Short-Term Effects of Widowhood on Depression

In Table 2, Model A estimates the change in CES-D score by duration of widowhood in months, net of sociodemographic variables. Results suggest that the increase in depressive symptoms following widowhood tends to diminish over time (linearly in Models A-B, whereas in Model C, the quadratic term becomes significant). Furthermore, the change in depressive symptoms does not vary by gender, controlling for duration of widowhood (i.e., does not support H2). In Model B, we test whether socioeconomic status, measured by educational level and total household income preceding widowhood, mediates the short-term bereavement effect. None of the regression coefficients associated with education or household income is statistically significant, suggesting that short-term bereavement effects do not vary by socioeconomic status.

Table 2.

Linear Regression of Change in CES-D Score Following Widowhooda,b

Variable Model A Model B Model C
Time widowed (in months) −0.173 (3.34)** −0.173 (3.26)** −0.204 (4.11)***
Time widowed squared 0.003 (1.66) 0.003 (1.62) 0.005 (2.86)**
Age at widowhood −0.042 (2.26)* −0.041 (2.12)* −0.046 (2.43)*
Women −0.129 (0.59) −0.122 (0.55) −0.177 (0.80)
Black −0.140 (0.55) −0.149 (0.55) −0.104 (0.39)
Education (years)
 ≤11 0.011 (0.04) 0.077 (0.28)
 12 (ref)
 13–15 0.046 (0.20) 0.031 (0.14)
 16+ −0.233 (0.74) −0.227 (0.75)
Household income prior to widowhood 0.000 (0.70) 0.000 (0.40)
Spouse’s prior self-rated health status 0.377 (4.14)***
Constant 5.302 (3.84)** 5.168 (3.65)** 4.810 (3.37)**
N 729 729 688
R 2 0.096 0.097 0.122

Notes. aTwo-tailed significance level: *p < .05; **p < .01; ***p < .001.

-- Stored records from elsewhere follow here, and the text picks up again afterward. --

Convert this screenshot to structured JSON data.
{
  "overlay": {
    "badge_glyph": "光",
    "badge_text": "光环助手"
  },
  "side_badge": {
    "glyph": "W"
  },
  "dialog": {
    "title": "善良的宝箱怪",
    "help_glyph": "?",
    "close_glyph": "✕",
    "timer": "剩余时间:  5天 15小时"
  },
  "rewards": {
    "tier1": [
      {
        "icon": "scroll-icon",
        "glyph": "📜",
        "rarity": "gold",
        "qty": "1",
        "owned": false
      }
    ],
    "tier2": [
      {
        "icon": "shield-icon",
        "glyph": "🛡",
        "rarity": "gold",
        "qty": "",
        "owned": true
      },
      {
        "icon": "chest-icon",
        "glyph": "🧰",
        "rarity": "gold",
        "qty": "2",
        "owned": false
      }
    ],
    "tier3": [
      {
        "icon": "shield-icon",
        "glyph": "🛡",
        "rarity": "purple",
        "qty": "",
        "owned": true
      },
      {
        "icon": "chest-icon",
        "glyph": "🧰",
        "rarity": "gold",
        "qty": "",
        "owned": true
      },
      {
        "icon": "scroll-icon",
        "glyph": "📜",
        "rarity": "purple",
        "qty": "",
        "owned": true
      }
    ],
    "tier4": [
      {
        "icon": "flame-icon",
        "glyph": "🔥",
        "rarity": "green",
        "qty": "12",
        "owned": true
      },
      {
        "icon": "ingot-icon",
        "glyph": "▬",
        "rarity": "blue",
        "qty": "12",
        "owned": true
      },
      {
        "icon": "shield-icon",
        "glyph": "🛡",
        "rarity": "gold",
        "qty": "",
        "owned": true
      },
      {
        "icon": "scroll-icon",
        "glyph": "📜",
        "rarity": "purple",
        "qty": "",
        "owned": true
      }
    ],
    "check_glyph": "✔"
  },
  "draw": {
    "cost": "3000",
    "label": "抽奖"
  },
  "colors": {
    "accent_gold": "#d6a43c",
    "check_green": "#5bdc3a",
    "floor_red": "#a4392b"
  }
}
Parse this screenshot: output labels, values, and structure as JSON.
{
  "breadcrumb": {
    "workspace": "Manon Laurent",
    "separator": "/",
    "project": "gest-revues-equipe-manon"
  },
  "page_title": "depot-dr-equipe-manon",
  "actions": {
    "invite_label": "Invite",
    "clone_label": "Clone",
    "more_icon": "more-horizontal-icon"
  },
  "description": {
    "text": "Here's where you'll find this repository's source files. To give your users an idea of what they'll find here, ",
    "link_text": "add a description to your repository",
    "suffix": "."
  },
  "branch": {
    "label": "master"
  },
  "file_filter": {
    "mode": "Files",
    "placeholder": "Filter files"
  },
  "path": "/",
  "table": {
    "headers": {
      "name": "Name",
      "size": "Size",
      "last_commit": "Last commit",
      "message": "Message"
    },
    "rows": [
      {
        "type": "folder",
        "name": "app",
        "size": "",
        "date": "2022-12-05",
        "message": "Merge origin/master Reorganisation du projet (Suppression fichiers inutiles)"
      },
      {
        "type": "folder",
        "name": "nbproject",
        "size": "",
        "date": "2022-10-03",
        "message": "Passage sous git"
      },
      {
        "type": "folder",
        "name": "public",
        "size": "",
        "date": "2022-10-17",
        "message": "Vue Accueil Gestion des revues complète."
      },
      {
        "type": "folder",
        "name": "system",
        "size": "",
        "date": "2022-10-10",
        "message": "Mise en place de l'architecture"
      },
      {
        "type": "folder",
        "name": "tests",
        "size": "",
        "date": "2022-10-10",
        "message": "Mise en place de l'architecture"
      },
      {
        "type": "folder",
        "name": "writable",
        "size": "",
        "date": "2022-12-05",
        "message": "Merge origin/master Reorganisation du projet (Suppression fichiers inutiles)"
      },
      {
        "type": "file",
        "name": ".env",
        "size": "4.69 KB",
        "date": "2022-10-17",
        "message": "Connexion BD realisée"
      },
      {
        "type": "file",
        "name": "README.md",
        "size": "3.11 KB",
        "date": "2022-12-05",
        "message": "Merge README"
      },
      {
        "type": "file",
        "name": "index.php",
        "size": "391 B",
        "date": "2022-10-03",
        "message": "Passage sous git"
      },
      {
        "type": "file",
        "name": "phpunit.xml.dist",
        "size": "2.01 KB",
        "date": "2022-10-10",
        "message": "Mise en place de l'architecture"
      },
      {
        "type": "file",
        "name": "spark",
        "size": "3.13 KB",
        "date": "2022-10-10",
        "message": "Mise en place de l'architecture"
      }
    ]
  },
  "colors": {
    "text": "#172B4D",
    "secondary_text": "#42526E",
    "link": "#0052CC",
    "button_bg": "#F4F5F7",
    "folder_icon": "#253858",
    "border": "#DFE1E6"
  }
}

b t statistics in parentheses.

Finally, in Model C, we test whether the deceased spouse’s self-rated health status prior to death affects postwidowhood change in depressive symptoms. If the deceased spouse suffered from poor health just prior to death, the loss may have been anticipated by the surviving spouse. Net of other factors, spouse’s prior self-rated health has a positive and significant effect on the change in depressive symptoms. Thus, as predicted by H3, among the widowed the increase in depressive symptoms is largest for respondents whose spouses were in excellent health just prior to death. It may be the case that respondents with spouses in poor health were already more depressed prior to widowhood, hence showing only a modest increase in depressive symptoms following widowhood. Additional analyses (not shown here) support this claim, yet the effect of spouse’s self-rated health remains positive and significant regardless of the respondent’s initial level of depression. Figure 2 shows the predicted trajectories of change in CES-D score within 30 months of transitioning into widowhood. On average, respondents whose spouses were in poor health before dying experience an increase of roughly two depressive symptoms following widowhood, but return to their prior level of depression within approximately 2 years. At the other extreme, respondents whose spouses were in excellent health experience an increase of about 3.6 depressive symptoms during the first month of widowhood; although their depressive symptoms diminish over time, they do not appear to subside completely within 30 months.

Figure 2.

Figure 2.

Predicted change in CES-D score following widowhood (Model C)a. aCentered at mean age, median household income, and 12 years of education; Shaded regions reflect 95% confidence bands.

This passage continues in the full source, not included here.